The AI version is by no means a perfect facsimile, though. The imagery is blurry and it doesn’t seem like the AI managed to capture the exact behavior of the game’s ghosts, each of which is programmed with a specific personality that dictates its movement. But the basic dynamics of Pac-Man are all there: eat pellets, avoid ghosts, and try not to die.

“It learns all of these things just by watching,” Nvidia’s Rev Lebaredian, vice president of simulation technology, told journalists in a briefing. “[It’s] similar to how a human programmer can watch many episodes of Pac-Man on YouTube and infer what the rules of the games are and reconstruct them.”

Lebaredian said the work had been done in collaboration with Pac-Man’s creator, Bandai Namco, which is celebrating the 40th anniversary of the arcade classic today.

The AI-generated Pac-Man is a little blurry, but all the basics are there.
The AI-generated Pac-Man is a little blurry, but all the basics are there.
Image: Nvidia

Nvidia says work like this shows how artificial intelligence will be used for game design in the future. Developers can input their work into the AI and use it to create variations or maybe design new levels. “You could use this to mash different games together,” Sanja Fidler, director of Nvidia’s Toronto research lab, told journalists, “giving additional power to games developers by [letting them] blend together different games.”

Creating AI that can learn the rules of a virtual world just by watching it in action also has implications for tasks like programming robots. “Eventually we’d like it to learn the rules of the real world,” says Lebaredian. The AI might watch videos of robotics trolleys navigating a warehouse, for example, and use that information to design navigation software of its own.

The program that recreated Pac-Man is called GameGAN. GAN stands for generative adversarial network and is a common architecture used in machine learning. The basic principle of a GAN is that it works in two halves. The first half of the GAN tries to replicate the input data, while the second half compares this to the original source. If they don’t match, the generated data is rejected and the generator tweaks its work and resubmits it.

AI systems like this could be used to train warehouse robots like the one above, which is powered by Nvidia’s hardware and software.
AI systems like this could be used to train warehouse robots like the one above, which is powered by Nvidia’s hardware and software.
Image: Nvidia

Using AI to generate virtual worlds like video games has been done before. But Nvidia’s researchers introduced several new aspects, including a “memory module” that allowed the system to store an internal map of the game world. This leads to greater consistency in the game world, a key characteristic when recreating the mazes of Pac-Man. They also allow for the static elements of the game world (like the maze) to be separated from the dynamic ones (like the ghosts), which suits the company’s goal of using AI to generate new levels.

David Ha, an AI researcher at Google who’s worked on similar tasks, told The Verge that the research was “very interesting.” Earlier teams have tried to recreate game worlds using GANs, said Ha, “but from what I know, [this] is the first to demonstrate good results.”

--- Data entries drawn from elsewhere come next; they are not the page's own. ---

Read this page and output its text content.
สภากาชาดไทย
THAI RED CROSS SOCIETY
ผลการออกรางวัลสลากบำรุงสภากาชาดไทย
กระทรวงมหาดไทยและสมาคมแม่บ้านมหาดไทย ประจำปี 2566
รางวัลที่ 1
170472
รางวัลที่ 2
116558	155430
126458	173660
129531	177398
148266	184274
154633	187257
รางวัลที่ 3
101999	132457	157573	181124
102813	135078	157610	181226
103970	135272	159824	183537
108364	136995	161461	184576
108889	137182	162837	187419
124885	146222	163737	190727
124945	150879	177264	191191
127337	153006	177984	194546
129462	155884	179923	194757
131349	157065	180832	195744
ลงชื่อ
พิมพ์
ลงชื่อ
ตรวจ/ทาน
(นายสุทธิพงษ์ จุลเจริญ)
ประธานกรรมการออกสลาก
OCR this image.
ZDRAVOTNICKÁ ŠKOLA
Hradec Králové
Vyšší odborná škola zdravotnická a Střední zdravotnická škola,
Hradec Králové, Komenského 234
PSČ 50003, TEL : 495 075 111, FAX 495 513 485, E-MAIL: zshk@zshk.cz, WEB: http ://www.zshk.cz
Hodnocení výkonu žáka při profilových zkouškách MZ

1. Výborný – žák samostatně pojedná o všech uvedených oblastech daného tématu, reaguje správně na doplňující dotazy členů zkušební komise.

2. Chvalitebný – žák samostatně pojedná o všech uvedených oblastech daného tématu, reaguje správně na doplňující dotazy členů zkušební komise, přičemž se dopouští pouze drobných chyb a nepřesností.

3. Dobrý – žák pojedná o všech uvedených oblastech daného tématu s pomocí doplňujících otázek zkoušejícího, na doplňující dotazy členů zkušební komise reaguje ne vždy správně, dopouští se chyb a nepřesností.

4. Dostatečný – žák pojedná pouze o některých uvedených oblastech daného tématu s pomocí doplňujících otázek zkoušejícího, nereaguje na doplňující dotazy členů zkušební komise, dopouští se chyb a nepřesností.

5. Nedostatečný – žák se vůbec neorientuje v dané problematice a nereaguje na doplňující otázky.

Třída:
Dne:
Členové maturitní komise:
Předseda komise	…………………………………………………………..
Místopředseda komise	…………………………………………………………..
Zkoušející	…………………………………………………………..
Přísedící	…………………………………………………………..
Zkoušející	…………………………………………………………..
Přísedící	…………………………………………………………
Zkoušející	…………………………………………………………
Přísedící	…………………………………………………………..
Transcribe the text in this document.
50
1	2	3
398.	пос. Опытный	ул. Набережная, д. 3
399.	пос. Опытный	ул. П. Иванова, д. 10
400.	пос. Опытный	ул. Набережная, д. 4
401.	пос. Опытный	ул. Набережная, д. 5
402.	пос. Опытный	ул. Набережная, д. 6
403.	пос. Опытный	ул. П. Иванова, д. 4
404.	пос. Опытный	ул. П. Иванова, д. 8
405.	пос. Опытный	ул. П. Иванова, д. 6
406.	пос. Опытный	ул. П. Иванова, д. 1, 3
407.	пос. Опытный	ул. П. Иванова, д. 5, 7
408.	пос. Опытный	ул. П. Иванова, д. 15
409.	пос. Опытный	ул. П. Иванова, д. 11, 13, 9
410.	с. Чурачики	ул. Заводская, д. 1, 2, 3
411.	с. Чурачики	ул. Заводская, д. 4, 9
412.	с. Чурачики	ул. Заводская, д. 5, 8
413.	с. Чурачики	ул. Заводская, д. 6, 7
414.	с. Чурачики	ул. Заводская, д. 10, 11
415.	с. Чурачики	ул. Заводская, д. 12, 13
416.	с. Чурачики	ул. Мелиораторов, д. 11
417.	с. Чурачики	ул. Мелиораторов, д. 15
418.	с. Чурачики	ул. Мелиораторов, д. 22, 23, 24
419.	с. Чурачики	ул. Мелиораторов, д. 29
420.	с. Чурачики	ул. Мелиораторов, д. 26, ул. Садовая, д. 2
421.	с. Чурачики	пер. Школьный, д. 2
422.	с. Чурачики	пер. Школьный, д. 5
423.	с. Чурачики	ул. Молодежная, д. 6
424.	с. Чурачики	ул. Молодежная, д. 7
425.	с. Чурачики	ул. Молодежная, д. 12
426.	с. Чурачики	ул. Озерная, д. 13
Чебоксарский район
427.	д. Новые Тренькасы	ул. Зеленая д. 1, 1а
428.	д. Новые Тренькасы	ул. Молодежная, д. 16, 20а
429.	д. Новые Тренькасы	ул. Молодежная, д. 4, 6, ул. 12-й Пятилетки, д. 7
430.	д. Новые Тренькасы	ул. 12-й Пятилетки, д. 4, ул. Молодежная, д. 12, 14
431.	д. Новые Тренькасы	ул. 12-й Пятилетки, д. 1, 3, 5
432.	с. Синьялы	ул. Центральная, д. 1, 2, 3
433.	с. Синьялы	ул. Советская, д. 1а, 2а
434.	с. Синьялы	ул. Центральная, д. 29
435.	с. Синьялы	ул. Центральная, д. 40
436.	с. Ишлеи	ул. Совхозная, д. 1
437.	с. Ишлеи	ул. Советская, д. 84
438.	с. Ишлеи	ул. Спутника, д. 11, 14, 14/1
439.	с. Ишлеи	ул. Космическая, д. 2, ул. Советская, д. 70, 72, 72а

“All in all, a very exciting paper, and I look forward to see more developments using this approach,” said Ha.

Some elements of the process definitely need tweaking, though, and demonstrate the particular fragility of artificial intelligence when learning new tasks. Fidler told journalists that to recreate Pac-Man, GameGAN had to be trained on some 50,000 episodes. Getting that gameplay data from humans wasn’t feasible, so the team used an AI agent to generate the data. Unfortunately, the AI agent was so good at the game that it hardly ever died.

“That made it hard for the AI trying to recreate the game to learn the concept of dying,” says Fidler. Instead, in early versions of the AI-generated Pac-Man, GameGAN tweaked the game so that ghosts never actually reached the title character but trail directly behind it like baby ducks following a parent. “It’s a funny effect of the way we trained it,” says Fidler.